Random effect meta-regression analysis of all-cause mortality (a) and cardiovascular mortality (b) odds ratio with SGLT-2 inhibitors according to the mean percentage of females in each trial. CI confidence interval, SGLT-2 sodium glucose co-transporter-2. * A total of 26 trials reported all-cause mortality and 14 trials reported cardiovascular mortality


This meta-regression and subgroup analysis of 26 randomized trials demonstrated a possible gender influence on the cardiovascular benefits observed with SGLT-2 inhibitors, with an incremental decrement in benefit as the percentage of women included in the SGLT-2 inhibitor arm was higher.

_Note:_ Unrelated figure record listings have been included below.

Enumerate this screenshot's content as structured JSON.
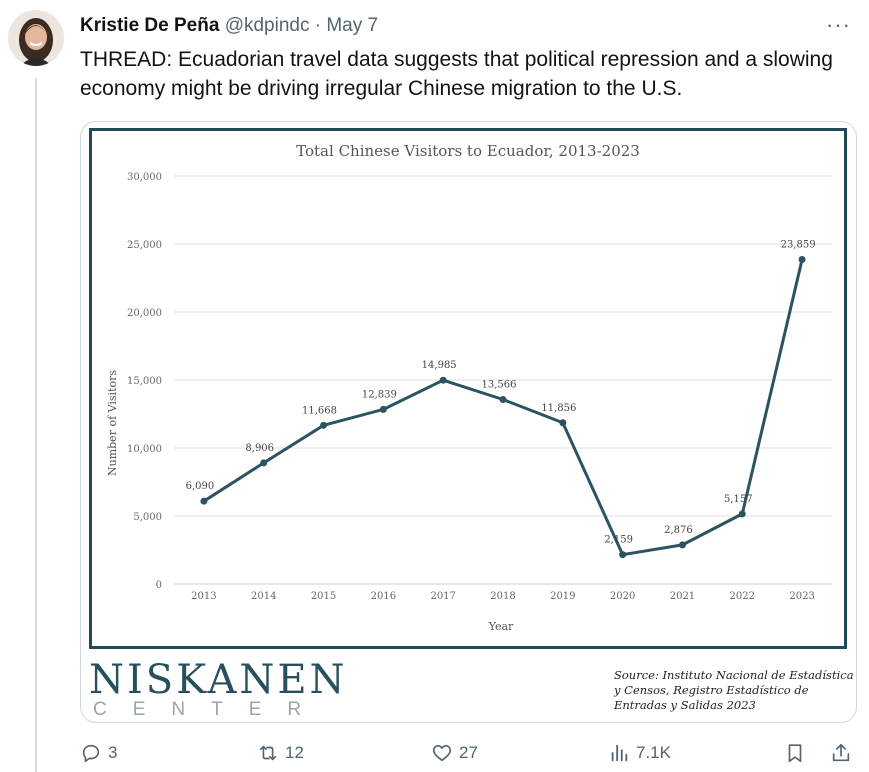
{
  "tweet": {
    "author_name": "Kristie De Peña",
    "handle": "@kdpindc",
    "separator": " · ",
    "date": "May 7",
    "more": "···",
    "text": "THREAD: Ecuadorian travel data suggests that political repression and a slowing economy might be driving irregular Chinese migration to the U.S."
  },
  "media": {
    "logo_main": "NISKANEN",
    "logo_sub": "CENTER",
    "source_text": "Source: Instituto Nacional de Estadística y Censos, Registro Estadístico de Entradas y Salidas 2023"
  },
  "chart_data": {
    "type": "line",
    "title": "Total Chinese Visitors to Ecuador, 2013-2023",
    "xlabel": "Year",
    "ylabel": "Number of Visitors",
    "x": [
      "2013",
      "2014",
      "2015",
      "2016",
      "2017",
      "2018",
      "2019",
      "2020",
      "2021",
      "2022",
      "2023"
    ],
    "values": [
      6090,
      8906,
      11668,
      12839,
      14985,
      13566,
      11856,
      2159,
      2876,
      5157,
      23859
    ],
    "data_labels": [
      "6,090",
      "8,906",
      "11,668",
      "12,839",
      "14,985",
      "13,566",
      "11,856",
      "2,159",
      "2,876",
      "5,157",
      "23,859"
    ],
    "yticks": [
      "0",
      "5,000",
      "10,000",
      "15,000",
      "20,000",
      "25,000",
      "30,000"
    ],
    "ylim": [
      0,
      30000
    ],
    "grid": true,
    "line_color": "#2c5361"
  },
  "actions": {
    "reply_count": "3",
    "repost_count": "12",
    "like_count": "27",
    "views_count": "7.1K"
  }
}
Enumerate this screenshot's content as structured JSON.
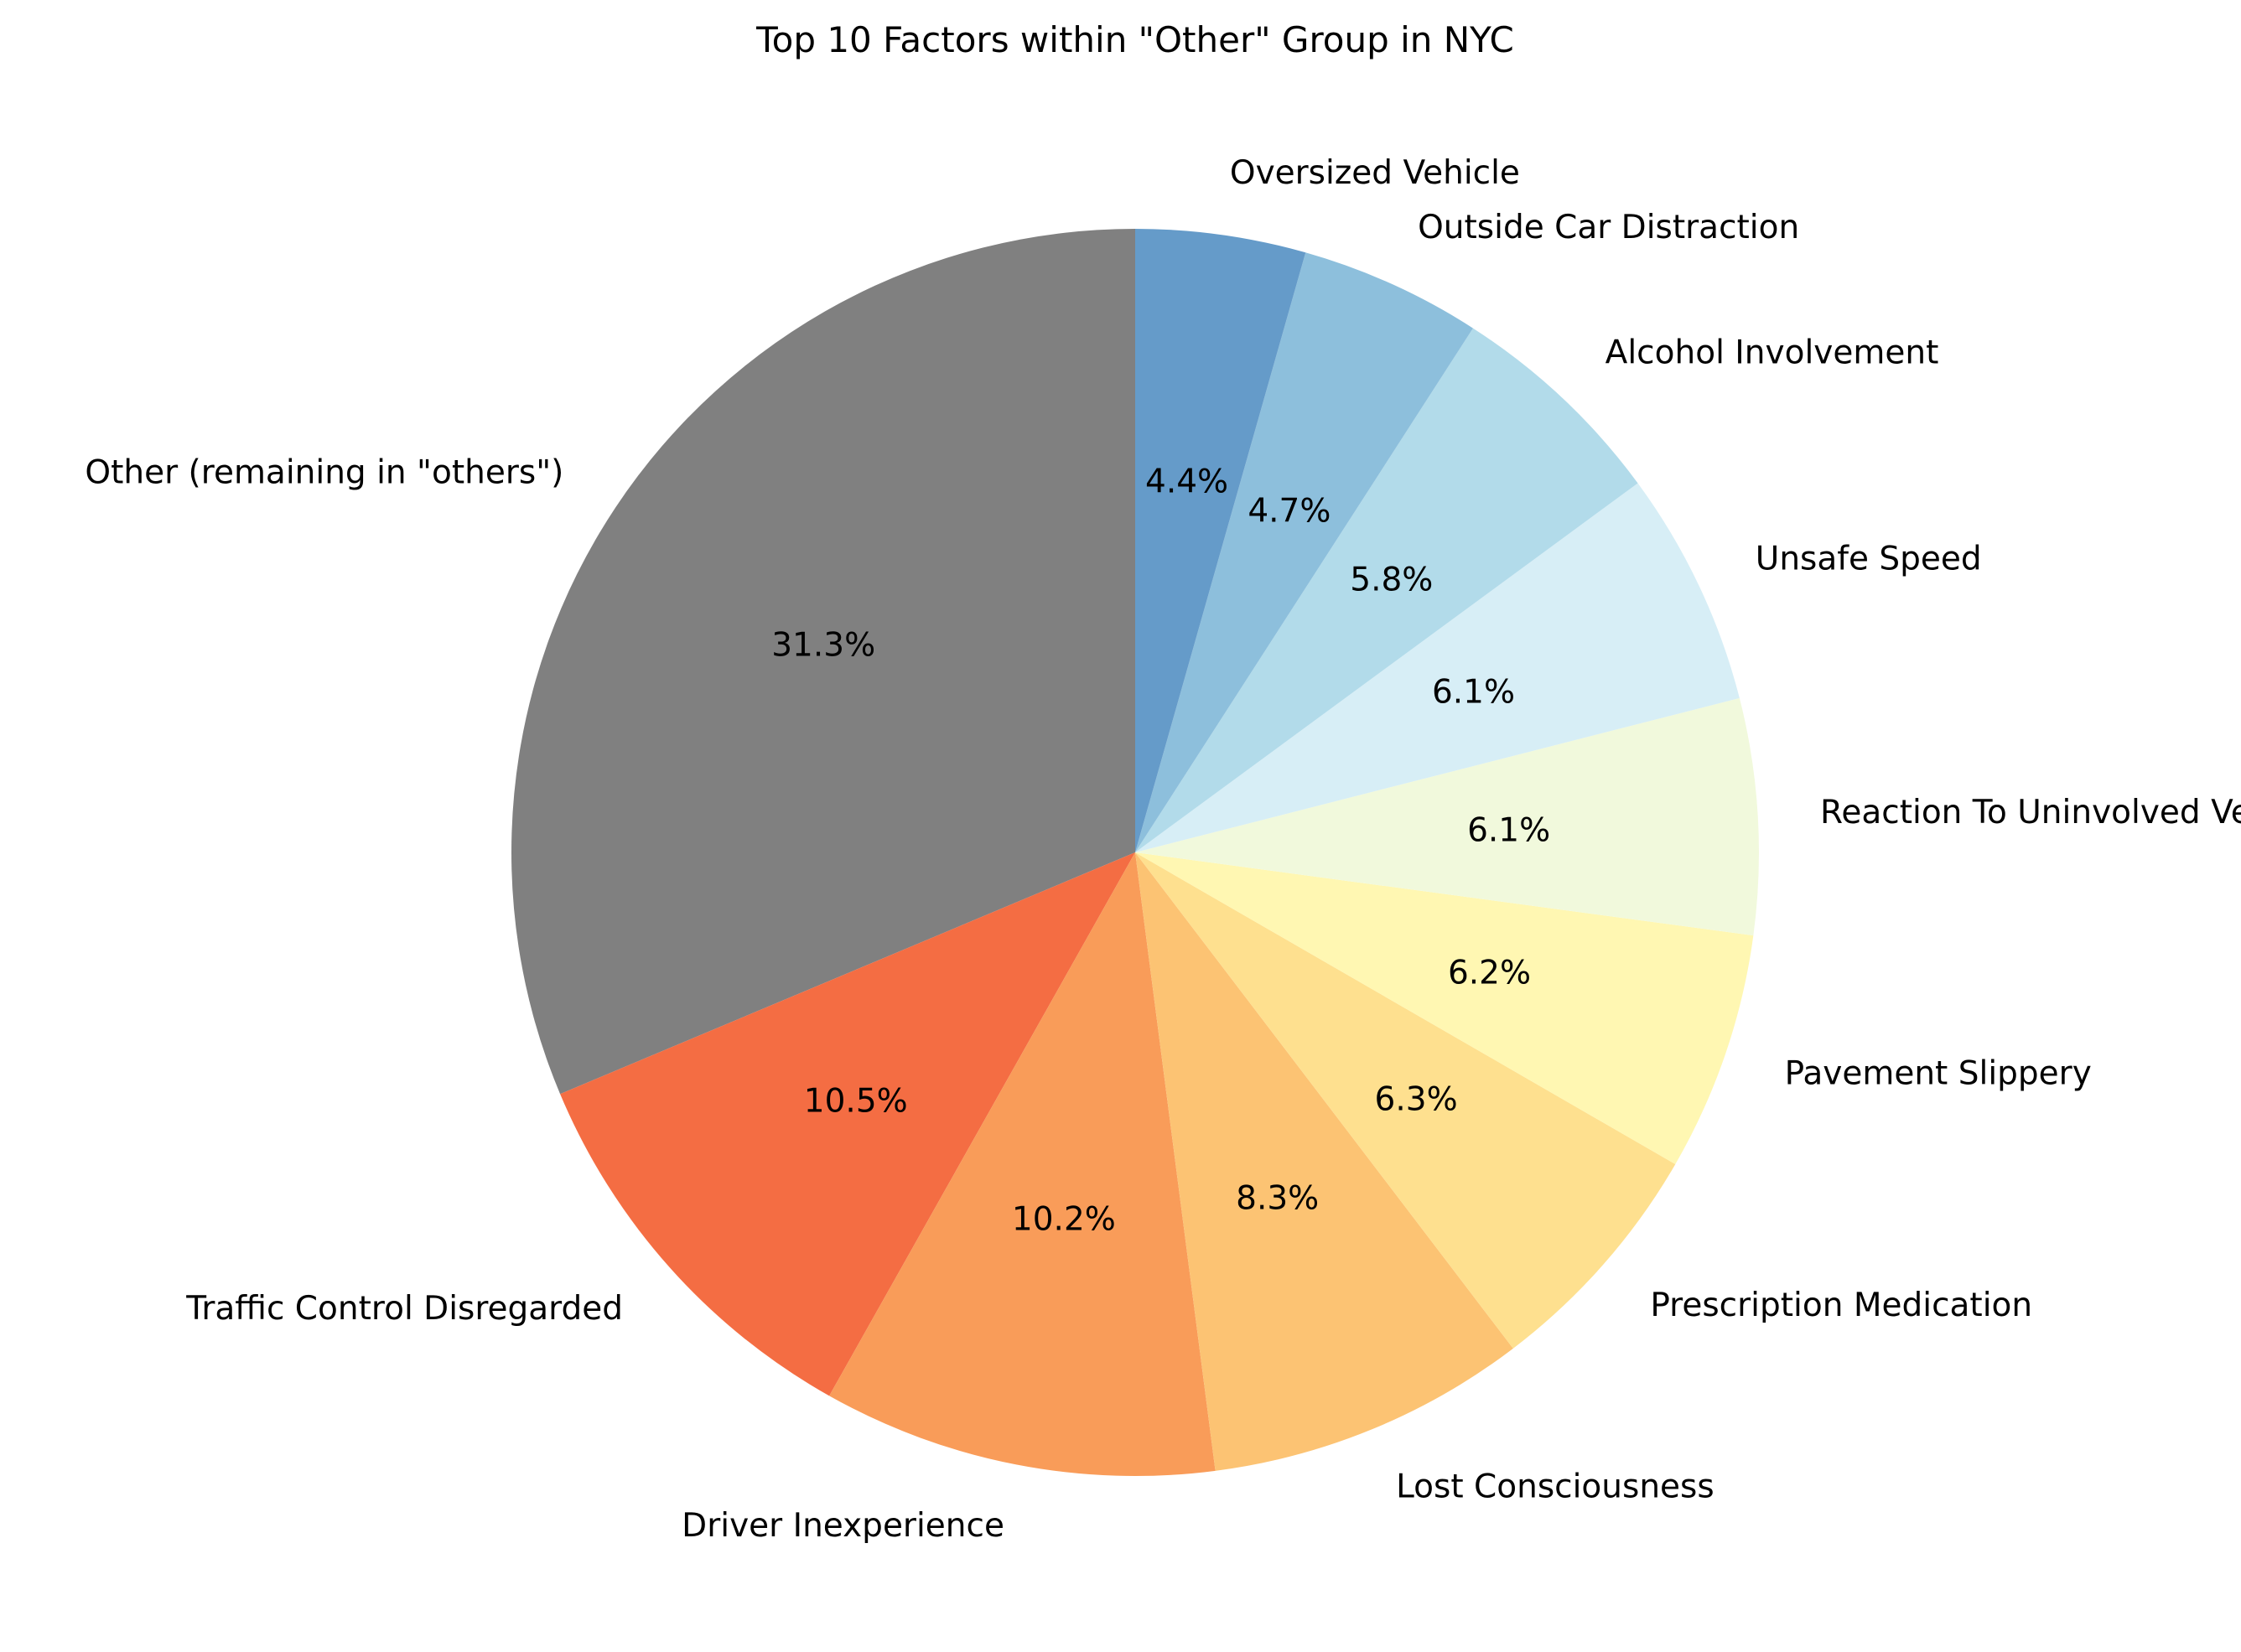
{
  "chart_data": {
    "type": "pie",
    "title": "Top 10 Factors within \"Other\" Group in NYC",
    "start_angle_deg": 90,
    "direction": "counterclockwise",
    "slices": [
      {
        "label": "Other (remaining in \"others\")",
        "value": 31.3,
        "pct_label": "31.3%",
        "color": "#808080"
      },
      {
        "label": "Traffic Control Disregarded",
        "value": 10.5,
        "pct_label": "10.5%",
        "color": "#f46d43"
      },
      {
        "label": "Driver Inexperience",
        "value": 10.2,
        "pct_label": "10.2%",
        "color": "#f99c59"
      },
      {
        "label": "Lost Consciousness",
        "value": 8.3,
        "pct_label": "8.3%",
        "color": "#fcc373"
      },
      {
        "label": "Prescription Medication",
        "value": 6.3,
        "pct_label": "6.3%",
        "color": "#fee08f"
      },
      {
        "label": "Pavement Slippery",
        "value": 6.2,
        "pct_label": "6.2%",
        "color": "#fff7b2"
      },
      {
        "label": "Reaction To Uninvolved Vehicle",
        "value": 6.1,
        "pct_label": "6.1%",
        "color": "#f1f9dc"
      },
      {
        "label": "Unsafe Speed",
        "value": 6.1,
        "pct_label": "6.1%",
        "color": "#d7eef6"
      },
      {
        "label": "Alcohol Involvement",
        "value": 5.8,
        "pct_label": "5.8%",
        "color": "#b2dbea"
      },
      {
        "label": "Outside Car Distraction",
        "value": 4.7,
        "pct_label": "4.7%",
        "color": "#8dbfdc"
      },
      {
        "label": "Oversized Vehicle",
        "value": 4.4,
        "pct_label": "4.4%",
        "color": "#659bc9"
      }
    ]
  }
}
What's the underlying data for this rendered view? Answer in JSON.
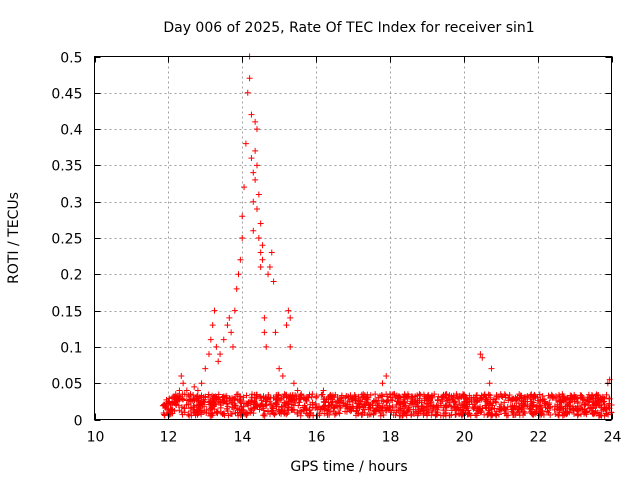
{
  "chart_data": {
    "type": "scatter",
    "title": "Day 006 of 2025, Rate Of TEC Index for receiver sin1",
    "xlabel": "GPS time / hours",
    "ylabel": "ROTI / TECUs",
    "xlim": [
      10,
      24
    ],
    "ylim": [
      0,
      0.5
    ],
    "grid": true,
    "marker": "+",
    "color": "#ff0000",
    "x_ticks": [
      10,
      12,
      14,
      16,
      18,
      20,
      22,
      24
    ],
    "x_tick_labels": [
      "10",
      "12",
      "14",
      "16",
      "18",
      "20",
      "22",
      "24"
    ],
    "y_ticks": [
      0,
      0.05,
      0.1,
      0.15,
      0.2,
      0.25,
      0.3,
      0.35,
      0.4,
      0.45,
      0.5
    ],
    "y_tick_labels": [
      "0",
      "0.05",
      "0.1",
      "0.15",
      "0.2",
      "0.25",
      "0.3",
      "0.35",
      "0.4",
      "0.45",
      "0.5"
    ],
    "series": [
      {
        "name": "sin1",
        "x": [
          11.9,
          12.0,
          12.1,
          12.2,
          12.3,
          12.35,
          12.4,
          12.5,
          12.6,
          12.7,
          12.8,
          12.9,
          13.0,
          13.1,
          13.15,
          13.2,
          13.25,
          13.3,
          13.35,
          13.4,
          13.5,
          13.6,
          13.65,
          13.7,
          13.75,
          13.8,
          13.85,
          13.9,
          13.95,
          14.0,
          14.0,
          14.05,
          14.1,
          14.15,
          14.2,
          14.2,
          14.25,
          14.25,
          14.3,
          14.3,
          14.3,
          14.35,
          14.35,
          14.35,
          14.4,
          14.4,
          14.4,
          14.45,
          14.45,
          14.5,
          14.5,
          14.5,
          14.55,
          14.55,
          14.6,
          14.6,
          14.65,
          14.7,
          14.75,
          14.8,
          14.85,
          14.9,
          15.0,
          15.1,
          15.2,
          15.25,
          15.3,
          15.3,
          15.4,
          15.5,
          15.6,
          15.7,
          15.8,
          15.9,
          16.0,
          16.2,
          16.4,
          16.6,
          16.8,
          17.0,
          17.2,
          17.4,
          17.6,
          17.8,
          17.9,
          18.0,
          18.2,
          18.4,
          18.6,
          18.8,
          19.0,
          19.2,
          19.4,
          19.6,
          19.8,
          20.0,
          20.2,
          20.45,
          20.5,
          20.7,
          20.75,
          21.0,
          21.2,
          21.4,
          21.6,
          21.8,
          22.0,
          22.2,
          22.4,
          22.6,
          22.8,
          23.0,
          23.2,
          23.4,
          23.6,
          23.8,
          23.9,
          23.95,
          24.0
        ],
        "y": [
          0.02,
          0.025,
          0.03,
          0.035,
          0.04,
          0.06,
          0.05,
          0.04,
          0.035,
          0.045,
          0.04,
          0.05,
          0.07,
          0.09,
          0.11,
          0.13,
          0.15,
          0.1,
          0.08,
          0.09,
          0.11,
          0.13,
          0.14,
          0.12,
          0.1,
          0.15,
          0.18,
          0.2,
          0.22,
          0.25,
          0.28,
          0.32,
          0.38,
          0.45,
          0.5,
          0.47,
          0.42,
          0.36,
          0.34,
          0.3,
          0.26,
          0.33,
          0.37,
          0.41,
          0.4,
          0.35,
          0.29,
          0.31,
          0.25,
          0.27,
          0.23,
          0.21,
          0.24,
          0.22,
          0.14,
          0.12,
          0.1,
          0.2,
          0.21,
          0.23,
          0.19,
          0.12,
          0.07,
          0.06,
          0.13,
          0.15,
          0.14,
          0.1,
          0.05,
          0.04,
          0.035,
          0.03,
          0.03,
          0.035,
          0.03,
          0.04,
          0.03,
          0.025,
          0.03,
          0.03,
          0.025,
          0.03,
          0.035,
          0.05,
          0.06,
          0.035,
          0.03,
          0.035,
          0.03,
          0.035,
          0.03,
          0.035,
          0.03,
          0.03,
          0.035,
          0.03,
          0.03,
          0.09,
          0.085,
          0.05,
          0.07,
          0.035,
          0.03,
          0.03,
          0.025,
          0.03,
          0.03,
          0.025,
          0.03,
          0.025,
          0.03,
          0.025,
          0.02,
          0.025,
          0.02,
          0.025,
          0.05,
          0.055,
          0.02
        ]
      }
    ],
    "baseline_band": {
      "description": "dense cluster of low ROTI values",
      "x_range": [
        11.85,
        24.0
      ],
      "y_range": [
        0.005,
        0.035
      ]
    }
  }
}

Although EMPA-REG OUTCOME trial showed a significant reduction in adverse cardiovascular outcomes with empagliflozin, approximately 70% of the patients were men [1]. A subgroup analysis of EMPA-REG OUTCOME trial suggested that there might be possible gender differences: hazard ratio (HR) 0.62, 95% CI 0.50–0.77 in men, versus HR 0.91, 95% CI 0.63–1.32 in women for all-cause mortality [5]. These speculations are further supported by our analysis. Experimental animal studies had suggested that the expression of SGLT-2 co-transported protein and SGLT-2 inhibitors metabolism are different in males compared with females [6]; however, these findings were not supported in human studies [7]. Some studies have shown that cardiovascular morbidity and mortality are more pronounced in diabetic women compared with men, despite adherence to the guideline recommended therapies, as a result of the higher risk factor profile and increased atherogenic potential in women [2, 3].


In conclusion, gender might influence the cardiovascular benefits observed with SGLT-2 inhibitors in patients with type 2 DM. Future randomized trials are required to confirm these findings.